The Justice for Walter Rodney Committee weighed in on the president's comments and called for him to release the full contents of the report to the public, saying that the information it contained was “vital to […] the health of the society.”

Dr. David Hinds, who had been one of Rodney's comrades, argued in a letter to the editor in the Guyana Times newspaper that “whatever its shortcomings”, the inquiry was significant for a few reasons:

There are some lessons to be learned from the findings of the Commission. First, these findings are an indictment of our State. Our post-colonial or independence state, replete with all the characteristics of colonial domination has been the antithesis of independence. We have failed miserably in the area of human-rights for our weak, our powerless, our sufferers and those who dared to stand with them. We in Guyana and the rest of Caribbean never learned how to deal with dissent in our politics. As a society we are products of resistance, but we have used the state to assassinate resistance at every twist and turn. […]

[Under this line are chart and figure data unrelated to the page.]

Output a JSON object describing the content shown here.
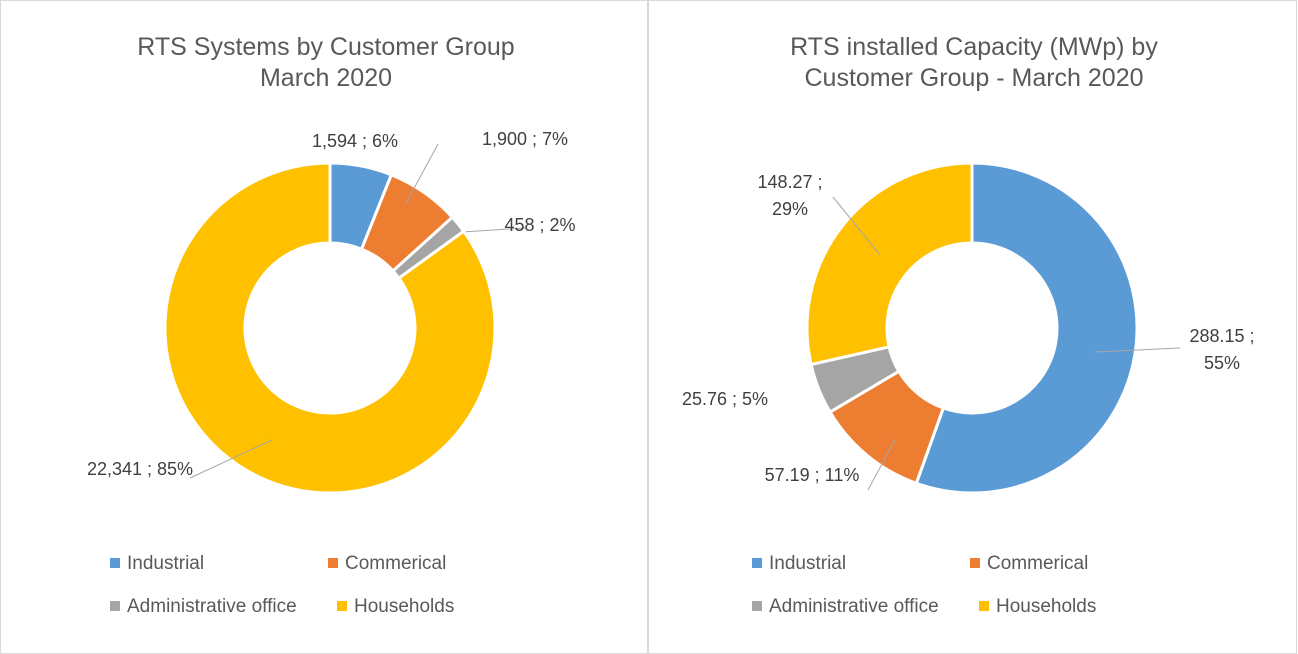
{
  "chart_data": [
    {
      "type": "pie",
      "title": [
        "RTS Systems by Customer Group",
        "March 2020"
      ],
      "categories": [
        "Industrial",
        "Commerical",
        "Administrative office",
        "Households"
      ],
      "values": [
        1594,
        1900,
        458,
        22341
      ],
      "value_labels": [
        "1,594 ; 6%",
        "1,900 ; 7%",
        "458 ; 2%",
        "22,341 ; 85%"
      ],
      "colors": [
        "#5b9bd5",
        "#ed7d31",
        "#a5a5a5",
        "#ffc000"
      ]
    },
    {
      "type": "pie",
      "title": [
        "RTS installed Capacity (MWp) by",
        "Customer Group - March 2020"
      ],
      "categories": [
        "Industrial",
        "Commerical",
        "Administrative office",
        "Households"
      ],
      "values": [
        288.15,
        57.19,
        25.76,
        148.27
      ],
      "value_labels": [
        "288.15 ; 55%",
        "57.19 ; 11%",
        "25.76 ; 5%",
        "148.27 ; 29%"
      ],
      "colors": [
        "#5b9bd5",
        "#ed7d31",
        "#a5a5a5",
        "#ffc000"
      ]
    }
  ]
}
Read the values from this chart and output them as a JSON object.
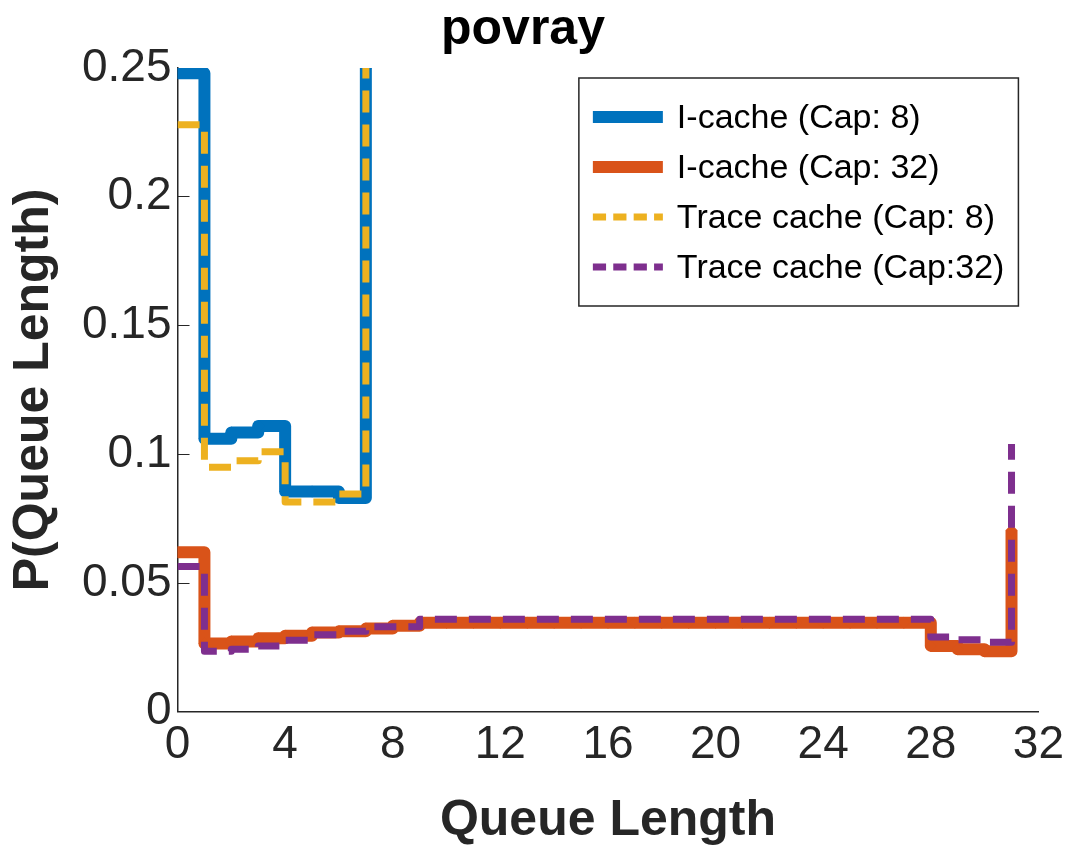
{
  "chart_data": {
    "type": "step",
    "title": "povray",
    "xlabel": "Queue Length",
    "ylabel": "P(Queue Length)",
    "xlim": [
      0,
      32
    ],
    "xticks": [
      0,
      4,
      8,
      12,
      16,
      20,
      24,
      28,
      32
    ],
    "ylim": [
      0,
      0.25
    ],
    "yticks": [
      0,
      0.05,
      0.1,
      0.15,
      0.2,
      0.25
    ],
    "grid": false,
    "legend": "top right",
    "series": [
      {
        "name": "I-cache (Cap: 8)",
        "color": "#0072bd",
        "marker": "diamond",
        "line_style": "solid",
        "x": [
          0,
          1,
          2,
          3,
          4,
          5,
          6,
          7
        ],
        "values": [
          0.248,
          0.106,
          0.1085,
          0.111,
          0.0855,
          0.0855,
          0.083,
          0.25
        ]
      },
      {
        "name": "I-cache (Cap: 32)",
        "color": "#d95319",
        "marker": "diamond",
        "line_style": "solid",
        "x": [
          0,
          1,
          2,
          3,
          4,
          5,
          6,
          7,
          8,
          9,
          10,
          11,
          12,
          13,
          14,
          15,
          16,
          17,
          18,
          19,
          20,
          21,
          22,
          23,
          24,
          25,
          26,
          27,
          28,
          29,
          30,
          31
        ],
        "values": [
          0.062,
          0.0265,
          0.0273,
          0.0286,
          0.0295,
          0.0308,
          0.0313,
          0.0323,
          0.0334,
          0.0346,
          0.0346,
          0.0346,
          0.0346,
          0.0346,
          0.0346,
          0.0346,
          0.0346,
          0.0346,
          0.0346,
          0.0346,
          0.0346,
          0.0346,
          0.0346,
          0.0346,
          0.0346,
          0.0346,
          0.0346,
          0.0346,
          0.0256,
          0.0243,
          0.0235,
          0.0705
        ]
      },
      {
        "name": "Trace cache (Cap: 8)",
        "color": "#edb120",
        "marker": "none",
        "line_style": "dashed",
        "x": [
          0,
          1,
          2,
          3,
          4,
          5,
          6,
          7
        ],
        "values": [
          0.228,
          0.095,
          0.0975,
          0.101,
          0.0815,
          0.0815,
          0.0846,
          0.25
        ]
      },
      {
        "name": "Trace cache (Cap:32)",
        "color": "#7e2f8e",
        "marker": "none",
        "line_style": "dashed",
        "x": [
          0,
          1,
          2,
          3,
          4,
          5,
          6,
          7,
          8,
          9,
          10,
          11,
          12,
          13,
          14,
          15,
          16,
          17,
          18,
          19,
          20,
          21,
          22,
          23,
          24,
          25,
          26,
          27,
          28,
          29,
          30,
          31
        ],
        "values": [
          0.0564,
          0.0235,
          0.0243,
          0.0256,
          0.0278,
          0.0299,
          0.0313,
          0.033,
          0.033,
          0.0359,
          0.0359,
          0.0359,
          0.0359,
          0.0359,
          0.0359,
          0.0359,
          0.0359,
          0.0359,
          0.0359,
          0.0359,
          0.0359,
          0.0359,
          0.0359,
          0.0359,
          0.0359,
          0.0359,
          0.0359,
          0.0359,
          0.029,
          0.028,
          0.027,
          0.104
        ]
      }
    ]
  }
}
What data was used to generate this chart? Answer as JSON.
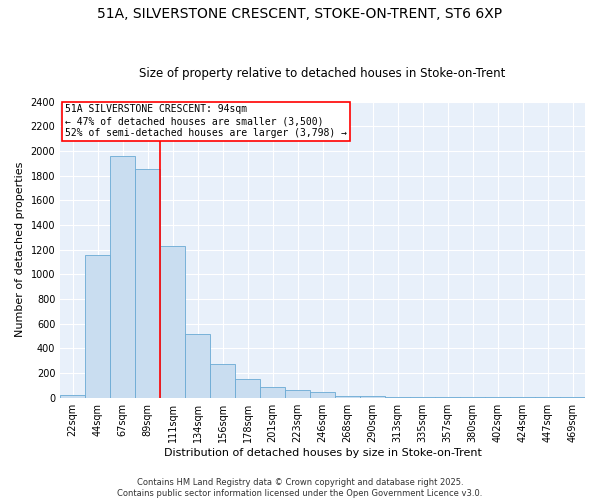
{
  "title1": "51A, SILVERSTONE CRESCENT, STOKE-ON-TRENT, ST6 6XP",
  "title2": "Size of property relative to detached houses in Stoke-on-Trent",
  "xlabel": "Distribution of detached houses by size in Stoke-on-Trent",
  "ylabel": "Number of detached properties",
  "bar_labels": [
    "22sqm",
    "44sqm",
    "67sqm",
    "89sqm",
    "111sqm",
    "134sqm",
    "156sqm",
    "178sqm",
    "201sqm",
    "223sqm",
    "246sqm",
    "268sqm",
    "290sqm",
    "313sqm",
    "335sqm",
    "357sqm",
    "380sqm",
    "402sqm",
    "424sqm",
    "447sqm",
    "469sqm"
  ],
  "bar_values": [
    25,
    1160,
    1960,
    1850,
    1230,
    515,
    275,
    155,
    90,
    60,
    50,
    15,
    10,
    5,
    3,
    2,
    2,
    2,
    2,
    2,
    2
  ],
  "bar_color": "#c9ddf0",
  "bar_edge_color": "#6aaad4",
  "vline_pos": 3.5,
  "vline_color": "red",
  "annotation_title": "51A SILVERSTONE CRESCENT: 94sqm",
  "annotation_line1": "← 47% of detached houses are smaller (3,500)",
  "annotation_line2": "52% of semi-detached houses are larger (3,798) →",
  "annotation_box_facecolor": "#ffffff",
  "annotation_box_edgecolor": "red",
  "ylim": [
    0,
    2400
  ],
  "yticks": [
    0,
    200,
    400,
    600,
    800,
    1000,
    1200,
    1400,
    1600,
    1800,
    2000,
    2200,
    2400
  ],
  "bg_color": "#e8f0fa",
  "grid_color": "#ffffff",
  "footer1": "Contains HM Land Registry data © Crown copyright and database right 2025.",
  "footer2": "Contains public sector information licensed under the Open Government Licence v3.0.",
  "title1_fontsize": 10,
  "title2_fontsize": 8.5,
  "axis_tick_fontsize": 7,
  "ylabel_fontsize": 8,
  "xlabel_fontsize": 8,
  "annotation_fontsize": 7,
  "footer_fontsize": 6
}
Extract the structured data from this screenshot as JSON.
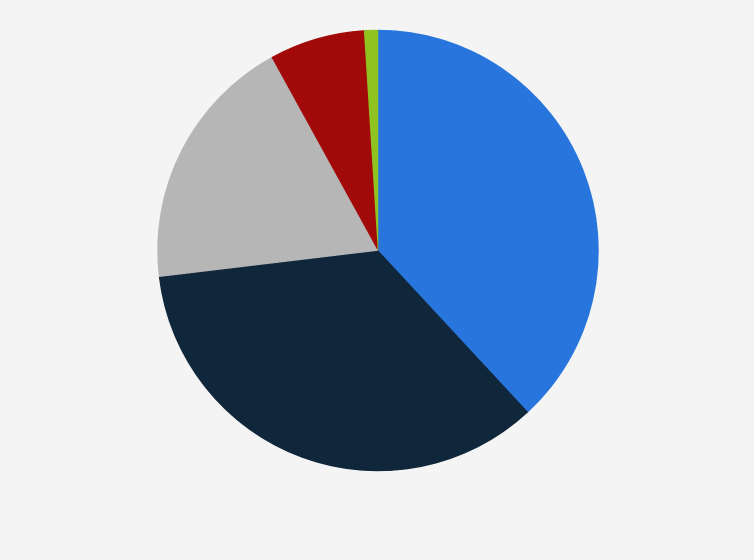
{
  "chart_data": {
    "type": "pie",
    "values": [
      38.1,
      35.0,
      18.9,
      7.0,
      1.0
    ],
    "colors": [
      "#2876dd",
      "#10263b",
      "#b6b6b6",
      "#a20a0a",
      "#8fc31f"
    ],
    "start": "top",
    "direction": "clockwise",
    "legend": "none",
    "data_labels": "none"
  },
  "background": "#f4f4f4"
}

I have heard many well-meaning and some not so well-meaning say that Rodney’s WPA declined after his assassination. In their haste to talk cheap politics they miss something fundamental—Guyana declined after Rodney’s death. […]

We will hear the responses and counter-responses to the verdict of the Commission. […] The findings will be discredited by some. But, I hope that these findings do not become a source of further conflict but an occasion for bringing the country together.